Польские пограничники в фуражках с серебристой окантовкой козырьков покинули вагон в Стольпце, а сразу за полосатыми столбами поезд притормозил и на площадки подсели советские наряды.
— Владимир Кириакович, у меня есть непрошенный совет, — решился я.
— Слушаю, Джонни, вы всегда умеете заинтриговать.
— Напишите рапорт в ОГПУ о наших разговорах.
— Зачем? — удивился комкор.
— Мне кажется, что вскоре в РККА начнутся гонения на бывших офицеров и обвинения в шпионаже.
— Вы уже знаете об аресте Снесарева?
— Нет, кто это? — теперь удивился я.
— Бывший начальник Военной академии.
— Не знал. Но вы напишите рапорт.
— И что там писать?
— Да все подряд, как можно подробнее. Не хотите в ОГПУ — напишите в Разведупр или что там у вас. Ей-богу, не помешает.
Триандафиллов замолчал, тем более, что поезд лязгнул буферами, окутался паром и замер на путях станции Негорелое. Мимо стоявших на каждой площадке часовых-пограничников в вагон поднялась проверка, они шли вдоль купе, перелистывая паспорта, пока не добрались до нас:
— Американские граждане?
— Да.
— Следуйте за нами.
Глава 4
Дорогая моя столица
Триандафиллов пошел тоже — то ли из солидарности, то ли товарищи командиры еще НКВД не боятся. Скорее, второе — кто гражданскую прошел, да на высоких должностях, да еще из царских офицеров, как Владимир Кириакович, все время под прицелом ЧК, свое отбоялись. Может, потому так вольно себя в начале тридцатых и держали.
Сотрудники пока еще не всесильных, но весьма серьезных органов занимали скромное помещение в здании станции — три проживших бурную жизнь канцелярских стола, разнокалиберные стулья, несгораемый шкаф пенсионного возраста и непременные плакаты на стареньких обоях.

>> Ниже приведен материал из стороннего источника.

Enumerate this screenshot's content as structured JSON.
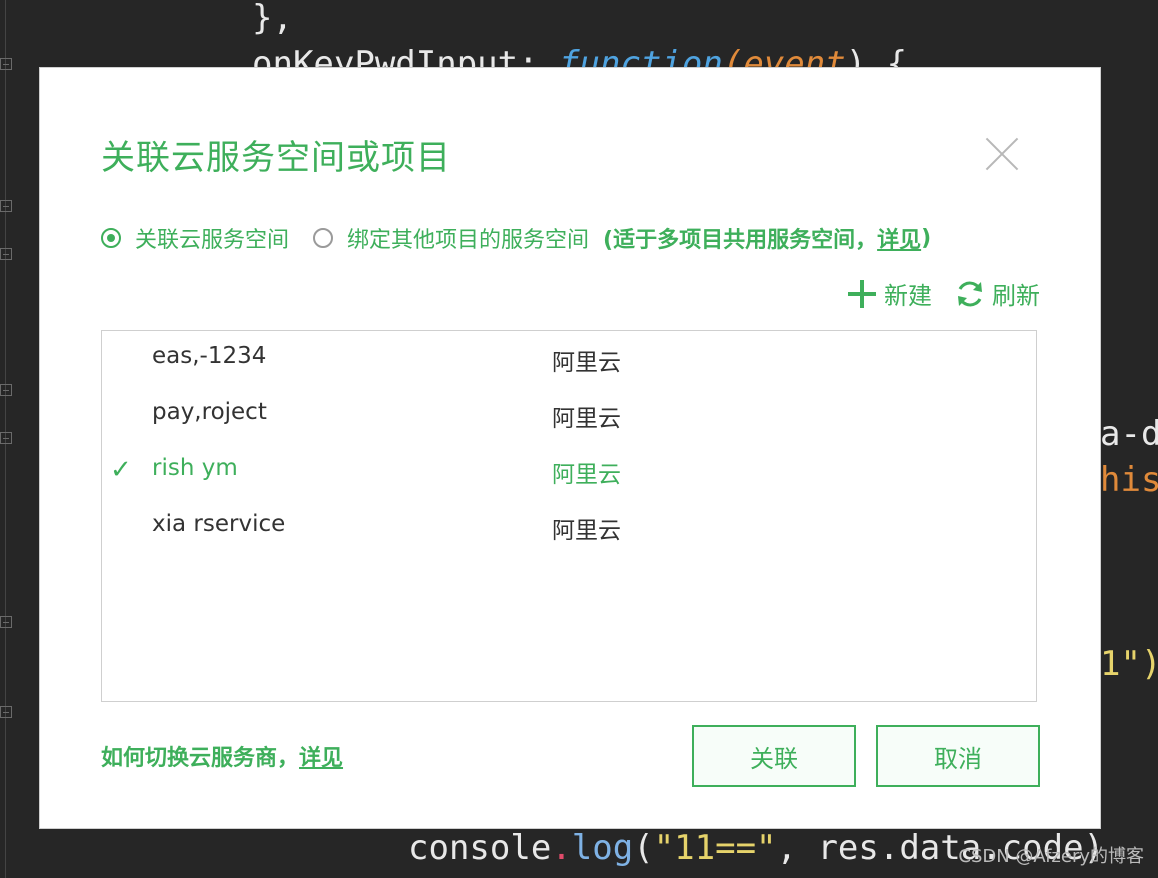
{
  "editor": {
    "lines": {
      "close_brace": "},",
      "key_prop": "onKeyPwdInput:",
      "key_fn": "function",
      "key_arg": "event",
      "key_tail": ") {",
      "right_a": "a-d",
      "right_b": "his",
      "right_c": "1\")",
      "console_obj": "console",
      "console_dot": ".",
      "console_method": "log",
      "console_open": "(",
      "console_str": "\"11==\"",
      "console_rest": ", res.data.code)"
    }
  },
  "watermark": "CSDN @Afzery的博客",
  "dialog": {
    "title": "关联云服务空间或项目",
    "radio_options": [
      {
        "label": "关联云服务空间",
        "selected": true
      },
      {
        "label": "绑定其他项目的服务空间",
        "selected": false
      }
    ],
    "hint_prefix": "(适于多项目共用服务空间，",
    "hint_link": "详见",
    "hint_suffix": ")",
    "actions": {
      "new_label": "新建",
      "refresh_label": "刷新"
    },
    "spaces": [
      {
        "name": "eas,-1234",
        "provider": "阿里云",
        "selected": false
      },
      {
        "name": "pay,roject",
        "provider": "阿里云",
        "selected": false
      },
      {
        "name": "rish   ym",
        "provider": "阿里云",
        "selected": true
      },
      {
        "name": "xia  rservice",
        "provider": "阿里云",
        "selected": false
      }
    ],
    "footer_text": "如何切换云服务商，",
    "footer_link": "详见",
    "ok_label": "关联",
    "cancel_label": "取消"
  },
  "colors": {
    "accent": "#3eaf5b",
    "background": "#262626"
  }
}
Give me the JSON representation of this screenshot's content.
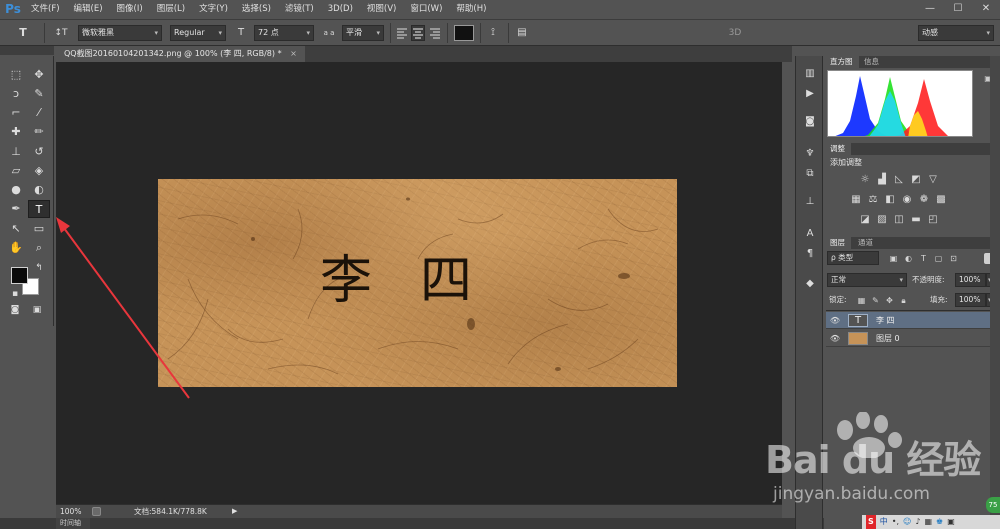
{
  "app": {
    "logo": "Ps",
    "menu": [
      "文件(F)",
      "编辑(E)",
      "图像(I)",
      "图层(L)",
      "文字(Y)",
      "选择(S)",
      "滤镜(T)",
      "3D(D)",
      "视图(V)",
      "窗口(W)",
      "帮助(H)"
    ],
    "window_controls": [
      "—",
      "☐",
      "✕"
    ]
  },
  "options": {
    "tool_icon": "T",
    "orient_icon": "↕T",
    "font_family": "微软雅黑",
    "font_style": "Regular",
    "size_icon": "T",
    "font_size": "72 点",
    "aa_icon": "a a",
    "antialias": "平滑",
    "align_icons": [
      "align-left-icon",
      "align-center-icon",
      "align-right-icon"
    ],
    "text_color": "#111111",
    "mode_3d": "3D",
    "workspace": "动感"
  },
  "tools": {
    "active": "text-tool",
    "list": [
      {
        "name": "marquee-tool",
        "glyph": "⬚"
      },
      {
        "name": "move-tool",
        "glyph": "✥"
      },
      {
        "name": "lasso-tool",
        "glyph": "ↄ"
      },
      {
        "name": "quick-select-tool",
        "glyph": "✎"
      },
      {
        "name": "crop-tool",
        "glyph": "⌐"
      },
      {
        "name": "eyedropper-tool",
        "glyph": "⁄"
      },
      {
        "name": "healing-brush-tool",
        "glyph": "✚"
      },
      {
        "name": "brush-tool",
        "glyph": "✏"
      },
      {
        "name": "clone-stamp-tool",
        "glyph": "⊥"
      },
      {
        "name": "history-brush-tool",
        "glyph": "↺"
      },
      {
        "name": "eraser-tool",
        "glyph": "▱"
      },
      {
        "name": "paint-bucket-tool",
        "glyph": "◈"
      },
      {
        "name": "blur-tool",
        "glyph": "●"
      },
      {
        "name": "dodge-tool",
        "glyph": "◐"
      },
      {
        "name": "pen-tool",
        "glyph": "✒"
      },
      {
        "name": "text-tool",
        "glyph": "T"
      },
      {
        "name": "path-select-tool",
        "glyph": "↖"
      },
      {
        "name": "rectangle-tool",
        "glyph": "▭"
      },
      {
        "name": "hand-tool",
        "glyph": "✋"
      },
      {
        "name": "zoom-tool",
        "glyph": "⌕"
      }
    ]
  },
  "document": {
    "tab_title": "QQ截图20160104201342.png @ 100% (李   四, RGB/8) *",
    "close": "×",
    "canvas_text": "李四",
    "zoom": "100%",
    "doc_info": "文档:584.1K/778.8K",
    "timeline": "时间轴"
  },
  "panels": {
    "histogram_tabs": [
      "直方图",
      "信息"
    ],
    "adjust_tab": "调整",
    "adjust_label": "添加调整",
    "layers_tabs": [
      "图层",
      "通道"
    ],
    "filter_kind": "ρ 类型",
    "blend_mode": "正常",
    "opacity_label": "不透明度:",
    "opacity_value": "100%",
    "lock_label": "锁定:",
    "fill_label": "填充:",
    "fill_value": "100%",
    "layers": [
      {
        "name": "李   四",
        "kind": "text",
        "selected": true
      },
      {
        "name": "图层 0",
        "kind": "image",
        "selected": false
      }
    ]
  },
  "watermark": {
    "logo": "Bai du 经验",
    "url": "jingyan.baidu.com"
  },
  "tray": {
    "badge": "75"
  }
}
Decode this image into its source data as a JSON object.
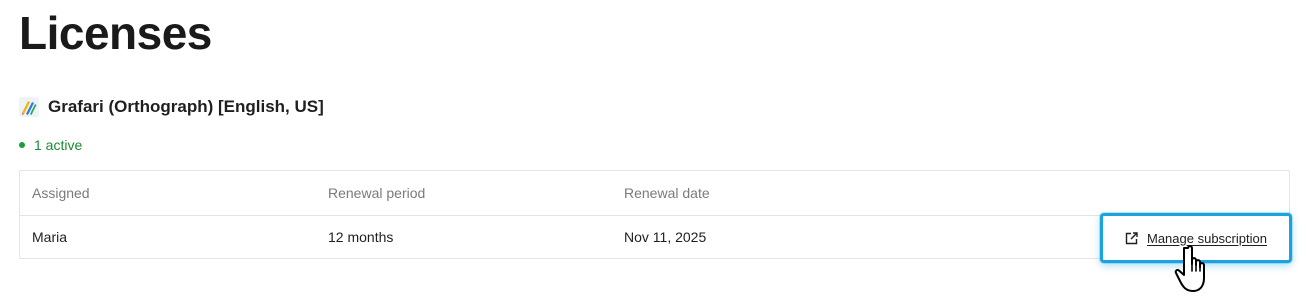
{
  "page": {
    "title": "Licenses"
  },
  "product": {
    "icon": "pencils-logo-icon",
    "name": "Grafari (Orthograph) [English, US]"
  },
  "status": {
    "text": "1 active",
    "color": "#1a9e3a"
  },
  "table": {
    "columns": [
      "Assigned",
      "Renewal period",
      "Renewal date"
    ],
    "rows": [
      {
        "assigned": "Maria",
        "renewal_period": "12 months",
        "renewal_date": "Nov 11, 2025"
      }
    ]
  },
  "actions": {
    "manage_subscription": "Manage subscription",
    "icon": "external-link-icon",
    "highlight_color": "#1ba3e0"
  },
  "cursor": {
    "icon": "hand-pointer-icon"
  }
}
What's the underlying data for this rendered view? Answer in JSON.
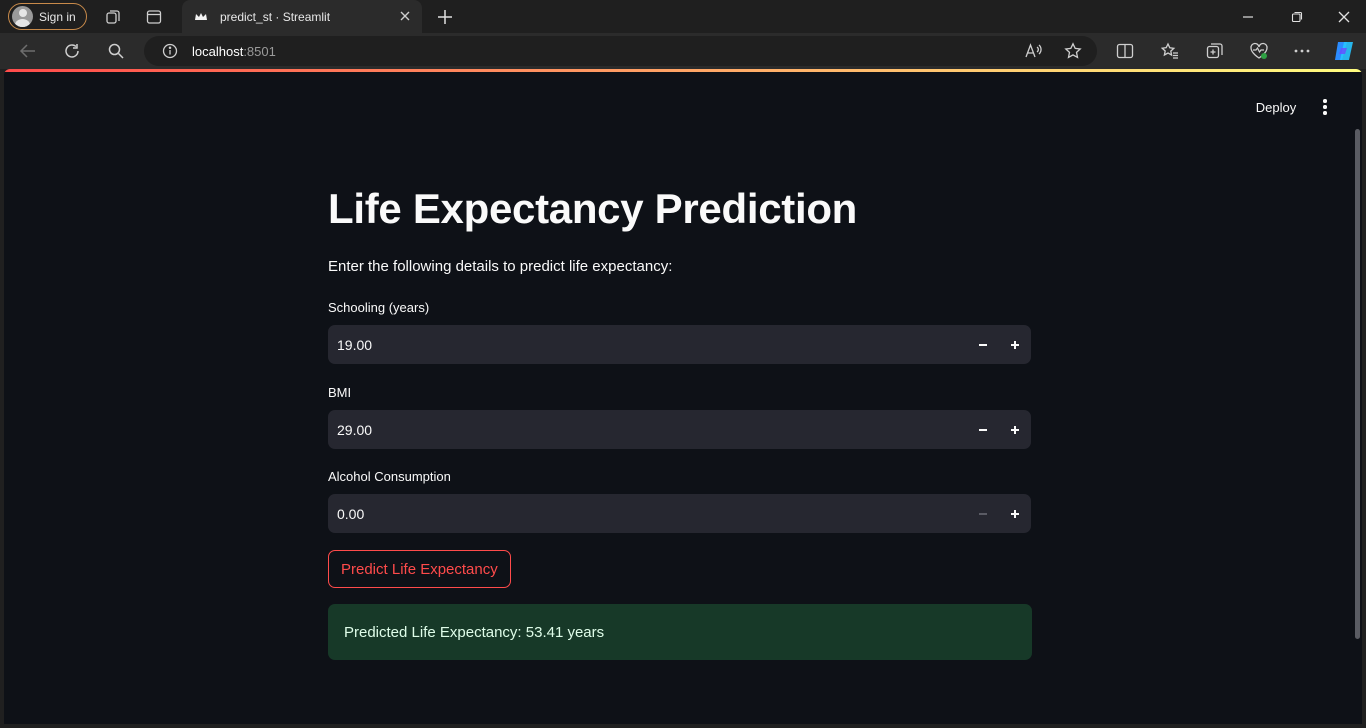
{
  "browser": {
    "signin_label": "Sign in",
    "tab_title": "predict_st · Streamlit",
    "url_host": "localhost",
    "url_port": ":8501"
  },
  "header": {
    "deploy_label": "Deploy"
  },
  "main": {
    "title": "Life Expectancy Prediction",
    "intro": "Enter the following details to predict life expectancy:",
    "inputs": [
      {
        "label": "Schooling (years)",
        "value": "19.00",
        "minus_enabled": true
      },
      {
        "label": "BMI",
        "value": "29.00",
        "minus_enabled": true
      },
      {
        "label": "Alcohol Consumption",
        "value": "0.00",
        "minus_enabled": false
      }
    ],
    "predict_button": "Predict Life Expectancy",
    "result": "Predicted Life Expectancy: 53.41 years"
  },
  "colors": {
    "background": "#0e1117",
    "input_bg": "#262730",
    "primary": "#ff4b4b",
    "success_bg": "#173928"
  }
}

Пограничники (или кто они там) образу суровых, но справедливых органов соответствовали — насупленные брови, плотно сжатые губы и общая решительность показывали буржуям в нашем лице, что час расплаты близок, тут вам не у пронькиных ребят. Общее впечатление несколько смазывал неприметный мужичок, сидевший в уголке не снимая пальто, с видом «я вообще не отсюда».